At the UM Hockey Alumni weekend in 2001, a group asked Salfi to join them in a foursome for the Alumni Golf Tournament at Penobscot Country Club in Orono.

“I was shocked,” Salfi said when he found out the group included movie actor Kurt Russell, friend of coach Shawn Walsh and father of a serious young hockey player, Wyatt Russell. He thoroughly enjoyed playing in the group that also included Russell’s father, Bing.

Salfi himself has been involved in various youth hockey activities, including running sessions for the Walsh camps some years ago.

With encouragement and support from Denis Collins, who has coached youth hockey for several years, Salfi has run the Salfi Skills Clinic the past two years.

“It’s skating, puck handling, shooting – there’s no substitute for good skills,” Salfi said.

“I’m always looking for someone to help our kids get to a higher level,” Collins said. “We’re fortunate to have him around. Kent is a finesse player and a skills player. We believe in that, and that’s what our kids need.”

The clinic will be held July 18-22 this year at T.J. Ryan Arena in Brewer. There will be two sessions for boys, one session for girls.
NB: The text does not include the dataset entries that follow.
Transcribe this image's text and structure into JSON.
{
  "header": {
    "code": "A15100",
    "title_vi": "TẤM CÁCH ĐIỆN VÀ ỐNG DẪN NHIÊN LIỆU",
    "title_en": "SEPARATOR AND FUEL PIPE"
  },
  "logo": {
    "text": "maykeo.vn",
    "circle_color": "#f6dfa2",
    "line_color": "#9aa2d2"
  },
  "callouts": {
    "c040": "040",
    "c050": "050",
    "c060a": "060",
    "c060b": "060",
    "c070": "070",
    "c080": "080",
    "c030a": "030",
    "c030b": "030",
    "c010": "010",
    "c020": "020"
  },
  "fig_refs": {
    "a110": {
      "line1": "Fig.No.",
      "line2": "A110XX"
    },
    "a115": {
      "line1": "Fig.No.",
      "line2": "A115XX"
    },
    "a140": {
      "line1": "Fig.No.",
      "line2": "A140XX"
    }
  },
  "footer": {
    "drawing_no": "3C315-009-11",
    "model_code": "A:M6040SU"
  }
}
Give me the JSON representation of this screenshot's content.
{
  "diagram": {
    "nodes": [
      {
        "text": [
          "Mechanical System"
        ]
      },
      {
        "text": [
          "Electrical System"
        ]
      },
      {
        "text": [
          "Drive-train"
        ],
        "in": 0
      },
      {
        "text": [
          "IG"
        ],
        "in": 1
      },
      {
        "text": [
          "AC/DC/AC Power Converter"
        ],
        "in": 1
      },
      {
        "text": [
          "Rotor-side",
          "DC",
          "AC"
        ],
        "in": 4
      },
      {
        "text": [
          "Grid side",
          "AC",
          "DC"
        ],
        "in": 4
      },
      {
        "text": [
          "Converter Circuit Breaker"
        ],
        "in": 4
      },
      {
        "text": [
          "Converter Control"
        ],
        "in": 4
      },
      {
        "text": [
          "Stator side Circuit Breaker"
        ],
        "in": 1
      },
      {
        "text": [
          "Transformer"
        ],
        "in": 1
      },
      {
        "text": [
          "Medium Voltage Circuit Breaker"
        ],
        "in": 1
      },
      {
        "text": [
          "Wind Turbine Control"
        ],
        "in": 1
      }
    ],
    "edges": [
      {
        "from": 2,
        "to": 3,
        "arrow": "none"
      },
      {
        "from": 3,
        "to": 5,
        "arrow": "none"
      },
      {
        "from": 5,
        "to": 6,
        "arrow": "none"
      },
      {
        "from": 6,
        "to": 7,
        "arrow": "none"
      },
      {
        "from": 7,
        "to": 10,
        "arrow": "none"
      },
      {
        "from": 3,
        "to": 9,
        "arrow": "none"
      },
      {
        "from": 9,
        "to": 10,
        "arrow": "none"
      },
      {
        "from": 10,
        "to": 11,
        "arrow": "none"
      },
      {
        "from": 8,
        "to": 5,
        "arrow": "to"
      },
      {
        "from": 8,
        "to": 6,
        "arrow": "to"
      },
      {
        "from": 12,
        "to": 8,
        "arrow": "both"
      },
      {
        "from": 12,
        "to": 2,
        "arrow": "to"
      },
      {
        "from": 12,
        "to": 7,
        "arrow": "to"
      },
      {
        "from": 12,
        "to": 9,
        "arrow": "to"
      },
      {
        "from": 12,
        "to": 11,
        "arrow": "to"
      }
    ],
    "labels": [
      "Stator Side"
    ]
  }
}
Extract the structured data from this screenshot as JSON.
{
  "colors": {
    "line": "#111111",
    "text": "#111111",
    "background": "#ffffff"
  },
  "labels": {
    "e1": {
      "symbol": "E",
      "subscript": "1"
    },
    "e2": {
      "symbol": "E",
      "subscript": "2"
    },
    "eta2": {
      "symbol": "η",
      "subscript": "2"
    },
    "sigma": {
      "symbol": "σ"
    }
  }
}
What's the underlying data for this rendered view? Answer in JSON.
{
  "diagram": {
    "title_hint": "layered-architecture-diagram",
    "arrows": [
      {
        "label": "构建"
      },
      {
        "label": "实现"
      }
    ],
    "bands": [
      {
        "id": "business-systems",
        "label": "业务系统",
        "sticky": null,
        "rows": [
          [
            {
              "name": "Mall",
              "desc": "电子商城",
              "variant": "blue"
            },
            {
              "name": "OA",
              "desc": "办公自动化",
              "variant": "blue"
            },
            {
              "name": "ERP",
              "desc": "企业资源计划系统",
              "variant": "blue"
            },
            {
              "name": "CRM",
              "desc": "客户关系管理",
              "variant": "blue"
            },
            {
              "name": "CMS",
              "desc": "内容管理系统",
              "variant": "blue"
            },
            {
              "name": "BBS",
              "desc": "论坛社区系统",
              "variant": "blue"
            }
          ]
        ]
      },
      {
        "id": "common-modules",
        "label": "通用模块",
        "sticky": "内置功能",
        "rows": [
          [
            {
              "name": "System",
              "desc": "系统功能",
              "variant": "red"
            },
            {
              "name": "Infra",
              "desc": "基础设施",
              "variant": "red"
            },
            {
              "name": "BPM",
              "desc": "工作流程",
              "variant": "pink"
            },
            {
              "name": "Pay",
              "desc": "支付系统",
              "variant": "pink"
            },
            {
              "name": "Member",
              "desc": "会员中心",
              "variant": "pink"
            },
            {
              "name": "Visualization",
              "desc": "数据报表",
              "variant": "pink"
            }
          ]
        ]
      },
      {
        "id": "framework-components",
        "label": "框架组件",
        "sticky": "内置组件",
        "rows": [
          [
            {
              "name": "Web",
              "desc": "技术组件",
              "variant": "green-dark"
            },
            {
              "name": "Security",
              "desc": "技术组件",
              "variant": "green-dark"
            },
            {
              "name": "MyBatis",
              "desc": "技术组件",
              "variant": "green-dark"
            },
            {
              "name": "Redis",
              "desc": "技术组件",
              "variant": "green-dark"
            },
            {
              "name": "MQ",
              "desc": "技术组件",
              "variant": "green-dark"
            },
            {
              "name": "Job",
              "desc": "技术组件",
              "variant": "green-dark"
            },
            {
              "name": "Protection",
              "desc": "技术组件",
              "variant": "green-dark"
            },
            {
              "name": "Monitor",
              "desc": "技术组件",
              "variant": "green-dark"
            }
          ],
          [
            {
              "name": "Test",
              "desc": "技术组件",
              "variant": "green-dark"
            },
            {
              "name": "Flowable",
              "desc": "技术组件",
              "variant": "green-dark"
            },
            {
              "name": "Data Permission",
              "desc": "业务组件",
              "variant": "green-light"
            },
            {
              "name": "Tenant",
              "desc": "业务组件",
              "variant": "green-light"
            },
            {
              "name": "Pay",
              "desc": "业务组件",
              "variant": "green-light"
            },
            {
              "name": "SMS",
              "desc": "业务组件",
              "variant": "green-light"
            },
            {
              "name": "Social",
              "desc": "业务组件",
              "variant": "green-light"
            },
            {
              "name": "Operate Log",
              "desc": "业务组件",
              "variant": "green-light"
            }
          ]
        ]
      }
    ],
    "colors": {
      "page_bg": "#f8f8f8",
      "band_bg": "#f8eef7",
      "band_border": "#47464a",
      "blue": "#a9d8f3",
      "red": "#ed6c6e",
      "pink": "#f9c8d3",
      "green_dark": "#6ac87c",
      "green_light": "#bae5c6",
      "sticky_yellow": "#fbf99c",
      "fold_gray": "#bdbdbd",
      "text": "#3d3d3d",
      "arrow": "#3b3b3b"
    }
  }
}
The numbers are limited for each session so that each player gets individual attention and time to play.

Those eligible are hockey players who are Mites, Squirts, Peewees and Bantams.

Collins, a native of Frenchville, didn’t get heavily involved in hockey until he had a child old enough to take part. This year he was a coach for the PVHC Hampden-Winterport Black Squirts, who won tournaments around the state.

“I played pickup hockey on the Canadian border with high school friends,” Collins said.

Collins also has run a number of Learn-to-Skate sessions, which involved “so many kids, it looked like an ant farm on the ice.”

He and Salfi agree that while hockey is competitive, it also should be fun for the kids. And Salfi said he’s amazed at the skill level of many of the young players – girls as well as boys.

When the end of summer approaches, the Salfis will return to Austria, where he is something of a workhorse for the Black Wings.

“I play 22-23 minutes a game – that’s a ton for a forward,” Salfi said. And in 2003-2004, he led the Black Wings with 21 goals and 27 assists over 48 games.